OC ACXLW Meetup: What is a “cult”? Do we spawn them? — August 23, 2025
Meeting #102
Date & time: Saturday, August 23, 2025, 2:00 p.m. (wrap ~5–6)
Place: 1970 Port Laurent Place, Newport Beach, CA 92660
Host: Michael Michalchik — michaelmichalchik@gmail.com — (949) 375-2045
Readings (two short pieces):
Extra (optional): We might play the dark-humor ethics game Trial by Trolley later. Rules video: https://youtu.be/gwTEimusrhM?si=ryWMVxd8G20kaP3C
1) Barker — “The cult as a social problem.”
Barker argues that “cult” talk is often a construction—an image of “bad religion” set against “good/true” religion—rather than a neutral description. Social scientists therefore prefer NRM (new religious movement) to avoid smuggling in negativity. She contrasts primary constructions (what groups actually do) with secondary constructions (how outsiders, media, and opponents portray them), noting selection effects and media sensationalism. Barker reviews the anti-cult movement, the language of brainwashing/mind-control, and how these narratives can justify extreme counter-measures (e.g., deprogramming) even though most joiners resist pressure and many leave on their own. She stresses both sides can amplify deviance through hostile labeling and feedback loops, while reminding that spectacular atrocities are rare and generalization is fraught.
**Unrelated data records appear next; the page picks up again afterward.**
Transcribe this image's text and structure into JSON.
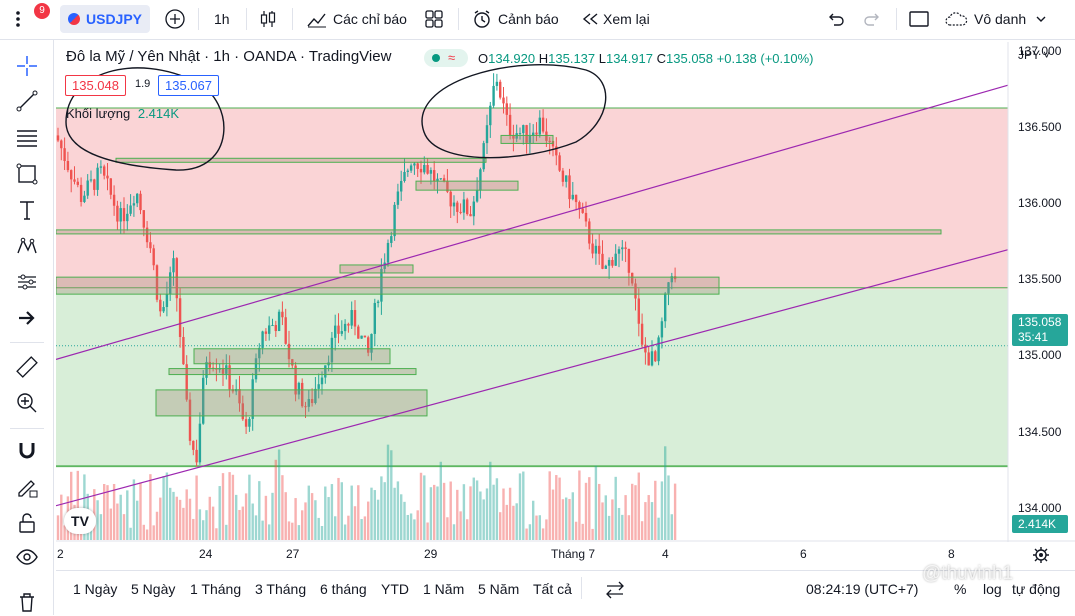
{
  "topbar": {
    "notification_count": "9",
    "symbol": "USDJPY",
    "interval": "1h",
    "indicators_label": "Các chỉ báo",
    "alerts_label": "Cảnh báo",
    "replay_label": "Xem lại",
    "layout_name": "Vô danh"
  },
  "legend": {
    "title": "Đô la Mỹ / Yên Nhật · 1h · OANDA · TradingView",
    "o_label": "O",
    "o_value": "134.920",
    "h_label": "H",
    "h_value": "135.137",
    "l_label": "L",
    "l_value": "134.917",
    "c_label": "C",
    "c_value": "135.058",
    "change": "+0.138 (+0.10%)",
    "bid": "135.048",
    "spread": "1.9",
    "ask": "135.067",
    "volume_label": "Khối lượng",
    "volume_value": "2.414K"
  },
  "chart_data": {
    "type": "candlestick",
    "currency": "JPY",
    "y_ticks": [
      "137.000",
      "136.500",
      "136.000",
      "135.500",
      "135.000",
      "134.500",
      "134.000"
    ],
    "x_ticks": [
      "2",
      "24",
      "27",
      "29",
      "Tháng 7",
      "4",
      "6",
      "8"
    ],
    "ylim": [
      133.9,
      137.05
    ],
    "last_price": "135.058",
    "countdown": "35:41",
    "volume_last": "2.414K",
    "colors": {
      "up": "#26a69a",
      "down": "#ef5350",
      "resistance_zone": "#fad4d6",
      "support_zone": "#d8eed8",
      "trendline": "#9c27b0"
    }
  },
  "bottombar": {
    "ranges": [
      "1 Ngày",
      "5 Ngày",
      "1 Tháng",
      "3 Tháng",
      "6 tháng",
      "YTD",
      "1 Năm",
      "5 Năm",
      "Tất cả"
    ],
    "clock": "08:24:19 (UTC+7)",
    "percent": "%",
    "log": "log",
    "auto": "tự động"
  },
  "watermark": "@thuvinh1"
}
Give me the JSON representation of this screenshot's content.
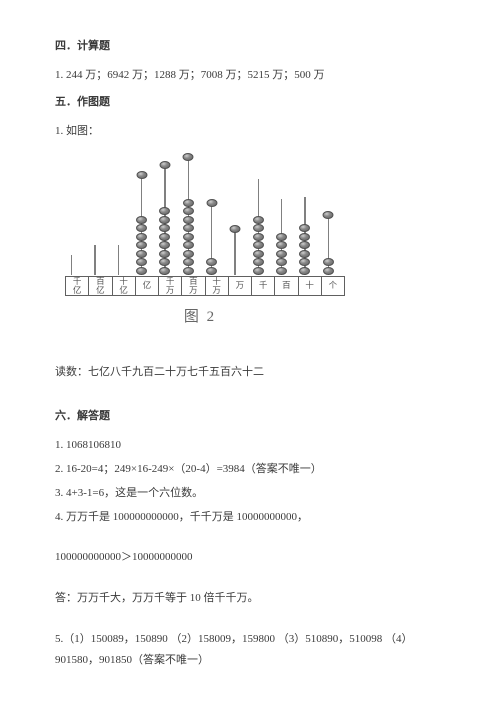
{
  "section4": {
    "heading": "四．计算题",
    "line1": "1. 244 万；6942 万；1288 万；7008 万；5215 万；500 万"
  },
  "section5": {
    "heading": "五．作图题",
    "line1": "1. 如图：",
    "reading_label": "读数：",
    "reading_value": "七亿八千九百二十万七千五百六十二",
    "figure_label": "图 2",
    "abacus": {
      "labels": [
        "千亿",
        "百亿",
        "十亿",
        "亿",
        "千万",
        "百万",
        "十万",
        "万",
        "千",
        "百",
        "十",
        "个"
      ],
      "counts": [
        0,
        0,
        0,
        7,
        8,
        9,
        2,
        0,
        7,
        5,
        6,
        2
      ],
      "stem_heights": [
        20,
        30,
        30,
        100,
        110,
        118,
        72,
        46,
        96,
        76,
        78,
        60
      ],
      "top_bead_mask": [
        0,
        0,
        0,
        1,
        1,
        1,
        1,
        1,
        0,
        0,
        0,
        1
      ]
    }
  },
  "section6": {
    "heading": "六．解答题",
    "l1": "1. 1068106810",
    "l2": "2. 16-20=4；249×16-249×（20-4）=3984（答案不唯一）",
    "l3": "3. 4+3-1=6，这是一个六位数。",
    "l4": "4. 万万千是 100000000000，千千万是 10000000000，",
    "l5": "100000000000＞10000000000",
    "l6": "答：万万千大，万万千等于 10 倍千千万。",
    "l7": "5.（1）150089，150890 （2）158009，159800 （3）510890，510098 （4）901580，901850（答案不唯一）"
  },
  "style": {
    "text_color": "#3a3a3a",
    "bead_dark": "#606060",
    "bead_light": "#cfcfcf",
    "base_border": "#606060"
  }
}
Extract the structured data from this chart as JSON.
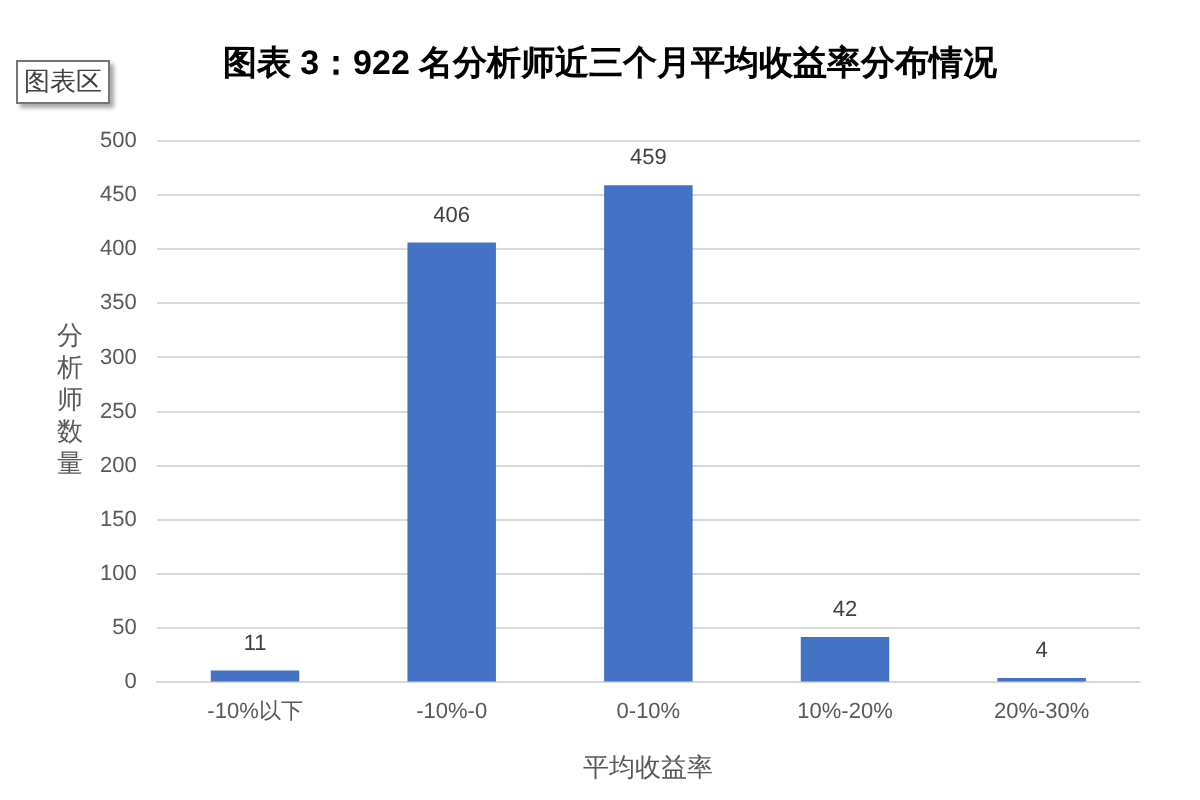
{
  "chart_data": {
    "type": "bar",
    "title": "图表 3：922 名分析师近三个月平均收益率分布情况",
    "xlabel": "平均收益率",
    "ylabel": "分析师数量",
    "annotations": [
      "图表区"
    ],
    "categories": [
      "-10%以下",
      "-10%-0",
      "0-10%",
      "10%-20%",
      "20%-30%"
    ],
    "values": [
      11,
      406,
      459,
      42,
      4
    ],
    "color": "#4472c4",
    "ylim": [
      0,
      500
    ],
    "yticks": [
      0,
      50,
      100,
      150,
      200,
      250,
      300,
      350,
      400,
      450,
      500
    ],
    "grid": "y",
    "data_labels": true,
    "legend": false
  }
}
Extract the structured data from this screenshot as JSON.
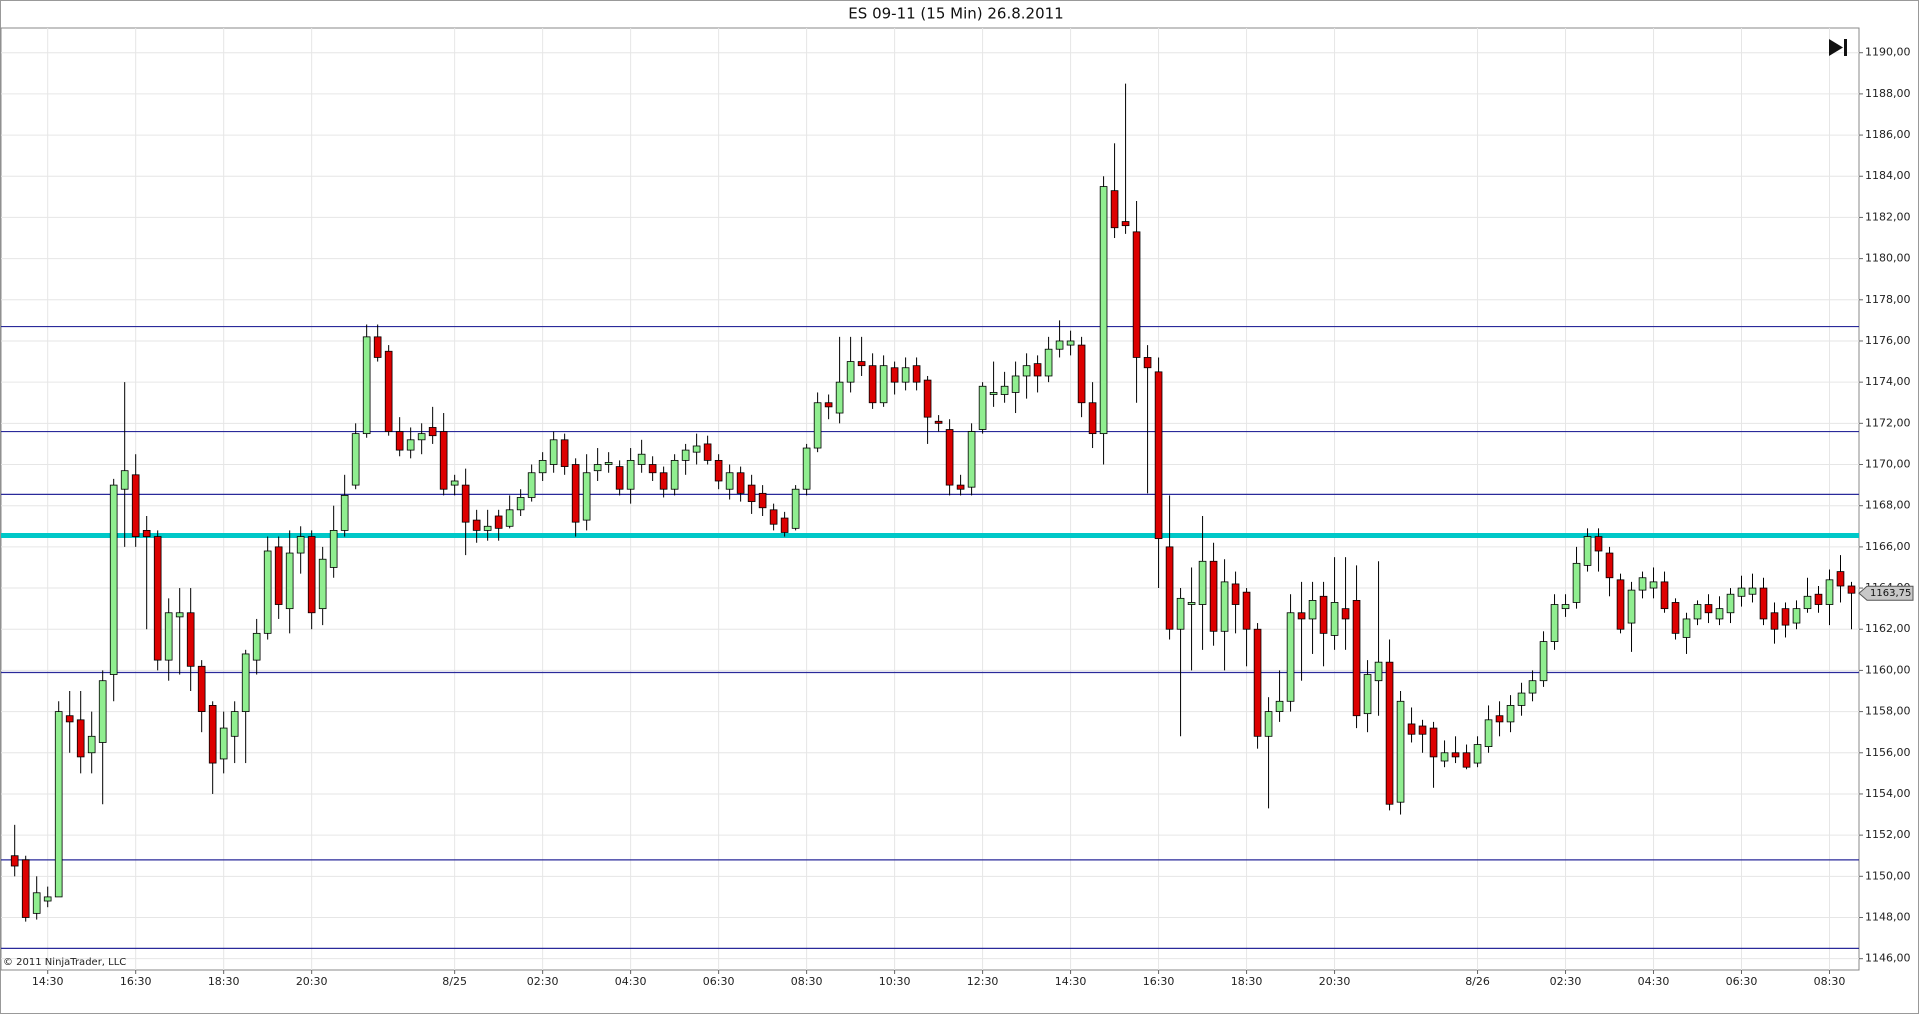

2) Brennan — “Why Are There So Many Rationalist Cults?”
Brennan surveys rationalist-adjacent groups, from benign oddballs to high-demand outfits linked with harm (e.g., the “Zizians,” Black Lotus, Leverage Research), arguing that beliefs taken seriously—not just sleep deprivation or a bad leader—often drive dysfunction. Common accelerants: obsession with group psychology over real-world goals; marathon “processing” conversations; and social isolation that wrecks epistemic checks. Add consequentialist hero narratives (AGI stakes, grand meaning) and vulnerable joiners lacking a good BATNA, and you get riskier dynamics. The piece closes with practical “yellow flags” (hours-long psychology talk; one-group life; no external metrics) and hygiene recommendations (keep work/housing/therapy separate; multiple friend groups; shorter inference chains; “ethical injunctions”).